Implementation Considerations
Performance Impact
| Operation | Overhead | Notes |
|---|---|---|
| Encrypt on write | ~0.1-0.5ms per field | AES-256-GCM is hardware-accelerated (AES-NI) |
| Decrypt on read | ~0.1-0.5ms per field | Same — hardware-accelerated |
| Proxy connection overhead | ~1-2ms per query | Local sidecar communication via localhost |
| Key fetch (cached) | ~0ms | Keys cached in-memory by sidecar after initial fetch |
| Key fetch (cold start) | ~10-50ms | One-time per pod startup from EU OpenBao |
| Data size increase | ~30-40% | Ciphertext + IV + auth tag per encrypted field |
Migration Strategy
- Audit — identify sensitive columns across all tables (typically 5-15 per application)
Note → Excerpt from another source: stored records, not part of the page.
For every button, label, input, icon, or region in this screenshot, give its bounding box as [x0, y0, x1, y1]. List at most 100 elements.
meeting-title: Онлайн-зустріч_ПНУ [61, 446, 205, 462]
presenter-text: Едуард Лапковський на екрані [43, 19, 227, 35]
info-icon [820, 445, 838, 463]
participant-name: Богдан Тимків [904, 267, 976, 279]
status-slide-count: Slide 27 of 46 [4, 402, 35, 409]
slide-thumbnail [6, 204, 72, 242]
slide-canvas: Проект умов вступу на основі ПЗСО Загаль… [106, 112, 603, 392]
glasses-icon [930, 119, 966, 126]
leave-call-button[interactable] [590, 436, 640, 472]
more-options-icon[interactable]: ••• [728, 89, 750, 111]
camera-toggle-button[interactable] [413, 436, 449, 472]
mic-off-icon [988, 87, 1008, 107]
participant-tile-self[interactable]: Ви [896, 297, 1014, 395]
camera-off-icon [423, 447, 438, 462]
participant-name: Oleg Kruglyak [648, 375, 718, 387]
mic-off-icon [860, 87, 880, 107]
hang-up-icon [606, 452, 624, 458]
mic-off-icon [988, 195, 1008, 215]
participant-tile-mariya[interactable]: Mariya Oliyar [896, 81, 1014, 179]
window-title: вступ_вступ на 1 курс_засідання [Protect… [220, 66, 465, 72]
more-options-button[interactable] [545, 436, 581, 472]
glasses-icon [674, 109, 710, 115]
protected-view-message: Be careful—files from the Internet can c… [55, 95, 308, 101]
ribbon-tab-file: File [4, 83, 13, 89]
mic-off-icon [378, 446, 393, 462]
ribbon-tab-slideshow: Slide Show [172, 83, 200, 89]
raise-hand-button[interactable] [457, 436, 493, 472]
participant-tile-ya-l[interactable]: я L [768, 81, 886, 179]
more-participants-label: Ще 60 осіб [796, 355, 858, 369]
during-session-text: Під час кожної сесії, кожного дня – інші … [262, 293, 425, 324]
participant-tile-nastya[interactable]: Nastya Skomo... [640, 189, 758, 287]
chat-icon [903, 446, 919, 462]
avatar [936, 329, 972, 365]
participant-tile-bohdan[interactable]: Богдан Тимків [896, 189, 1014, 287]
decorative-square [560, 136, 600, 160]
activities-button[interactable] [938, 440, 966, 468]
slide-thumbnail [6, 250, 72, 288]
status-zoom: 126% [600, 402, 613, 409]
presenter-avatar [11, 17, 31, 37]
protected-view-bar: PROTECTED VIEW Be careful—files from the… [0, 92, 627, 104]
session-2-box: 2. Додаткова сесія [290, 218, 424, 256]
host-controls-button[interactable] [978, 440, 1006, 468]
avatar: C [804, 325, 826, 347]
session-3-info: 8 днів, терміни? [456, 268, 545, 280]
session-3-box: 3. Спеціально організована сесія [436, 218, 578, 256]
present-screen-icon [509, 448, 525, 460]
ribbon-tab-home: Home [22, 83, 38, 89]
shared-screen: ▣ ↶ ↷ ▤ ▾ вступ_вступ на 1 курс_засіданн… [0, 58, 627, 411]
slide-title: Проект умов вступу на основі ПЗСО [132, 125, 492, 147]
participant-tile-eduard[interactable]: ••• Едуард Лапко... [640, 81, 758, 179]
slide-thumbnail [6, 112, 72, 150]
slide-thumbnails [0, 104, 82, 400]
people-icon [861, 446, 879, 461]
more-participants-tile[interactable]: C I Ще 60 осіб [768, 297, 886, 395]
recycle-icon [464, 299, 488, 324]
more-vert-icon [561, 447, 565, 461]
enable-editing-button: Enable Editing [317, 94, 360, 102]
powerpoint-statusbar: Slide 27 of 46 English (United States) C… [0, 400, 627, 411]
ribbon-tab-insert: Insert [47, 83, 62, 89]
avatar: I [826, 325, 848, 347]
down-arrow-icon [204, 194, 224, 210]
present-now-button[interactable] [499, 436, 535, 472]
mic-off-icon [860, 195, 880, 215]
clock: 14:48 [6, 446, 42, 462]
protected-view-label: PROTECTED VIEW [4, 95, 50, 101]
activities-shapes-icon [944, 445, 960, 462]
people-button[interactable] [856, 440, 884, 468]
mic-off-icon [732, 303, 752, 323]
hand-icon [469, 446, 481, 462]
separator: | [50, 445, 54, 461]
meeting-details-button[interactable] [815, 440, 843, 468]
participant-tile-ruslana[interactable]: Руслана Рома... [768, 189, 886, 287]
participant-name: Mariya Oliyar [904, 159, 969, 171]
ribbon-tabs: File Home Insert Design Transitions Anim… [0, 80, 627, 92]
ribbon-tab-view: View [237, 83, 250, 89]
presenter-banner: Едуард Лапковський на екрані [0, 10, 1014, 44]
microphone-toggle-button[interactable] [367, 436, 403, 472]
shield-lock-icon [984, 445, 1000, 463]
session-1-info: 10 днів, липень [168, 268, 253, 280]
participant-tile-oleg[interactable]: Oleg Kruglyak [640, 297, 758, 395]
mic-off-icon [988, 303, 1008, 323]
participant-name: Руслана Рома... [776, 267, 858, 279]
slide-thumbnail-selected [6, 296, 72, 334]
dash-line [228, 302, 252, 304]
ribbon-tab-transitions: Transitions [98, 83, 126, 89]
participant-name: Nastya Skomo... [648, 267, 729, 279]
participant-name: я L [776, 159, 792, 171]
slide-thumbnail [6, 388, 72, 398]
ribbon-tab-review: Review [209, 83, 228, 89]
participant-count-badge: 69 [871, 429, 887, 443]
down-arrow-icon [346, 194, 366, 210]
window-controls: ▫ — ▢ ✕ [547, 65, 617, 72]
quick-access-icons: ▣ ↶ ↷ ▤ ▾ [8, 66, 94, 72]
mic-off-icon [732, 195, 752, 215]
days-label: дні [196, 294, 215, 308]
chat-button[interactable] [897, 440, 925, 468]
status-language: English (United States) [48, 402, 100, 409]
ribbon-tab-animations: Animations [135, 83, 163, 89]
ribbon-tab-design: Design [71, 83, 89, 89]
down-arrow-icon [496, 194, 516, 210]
- Classify — assign Tier 1 (critical), Tier 2 (sensitive), or Tier 3 (operational) to each column
- Encrypt in place — run migration that reads plaintext, encrypts via proxy, writes back. Can be done rolling.
- Enable proxy — switch application to connect via Phantom DB proxy. No application code changes for basic mode.
- Verify — confirm encrypted fields return ciphertext when queried directly (bypassing proxy)
Supported Databases
| Database | Protocol | Proxy Feasibility | Notes |
|---|---|---|---|
| PostgreSQL (Cloud SQL, RDS, Aurora, AlloyDB) | PostgreSQL wire protocol | High | Well-documented protocol. pgcrypto for reference. PgBouncer-style proxy pattern proven. |
| MySQL (Cloud SQL, RDS, Aurora) | MySQL wire protocol | High | Well-documented protocol. ProxySQL/Vitess patterns proven. |
| MongoDB (Atlas) | MongoDB wire protocol | Medium | BSON protocol. Native CSFLE already exists — could integrate with OpenBao instead of cloud KMS. |
| DynamoDB | HTTPS/JSON API | Medium | API-based, not wire protocol. AWS SDK-level interception or HTTP proxy. |
| Spanner | gRPC | Medium | gRPC proxy possible but complex. Spanner's distributed nature adds complications. |
| Redis (Memorystore, ElastiCache) | RESP protocol | High | Simple protocol. Encrypt values transparently. Keys remain plaintext for lookups. |
MVP scope: PostgreSQL first
Start with PostgreSQL proxy support. It covers Cloud SQL (GCP), RDS/Aurora (AWS), and Azure Database for PostgreSQL — the three major managed offerings. The wire protocol is mature and well-documented. Expand to MySQL and MongoDB in subsequent releases.
Key Takeaways
Natural product extension
The DB proxy sidecar uses the exact same architecture as Phantom Core — mutating webhook, sidecar injection, EU OpenBao key management. It's not a new product; it's the same product applied to a different problem. This is the strongest argument for building it.
Don't oversell it
Application-level encryption has real trade-offs. Be transparent: some queries break, performance has overhead, schema design requires thought. Customers who need SELECT * FROM customers WHERE name LIKE '%smith%' on encrypted name fields will be disappointed. Position it correctly — this protects the crown jewels, not everything.
Pricing opportunity
Three tiers justify a premium pricing model. Core ($50-100/node/month) for secret injection. Shield ($100-200/node/month) for DB proxy encryption. Vault (custom pricing) for full self-managed sovereignty. The database story turns a single-feature product into a platform.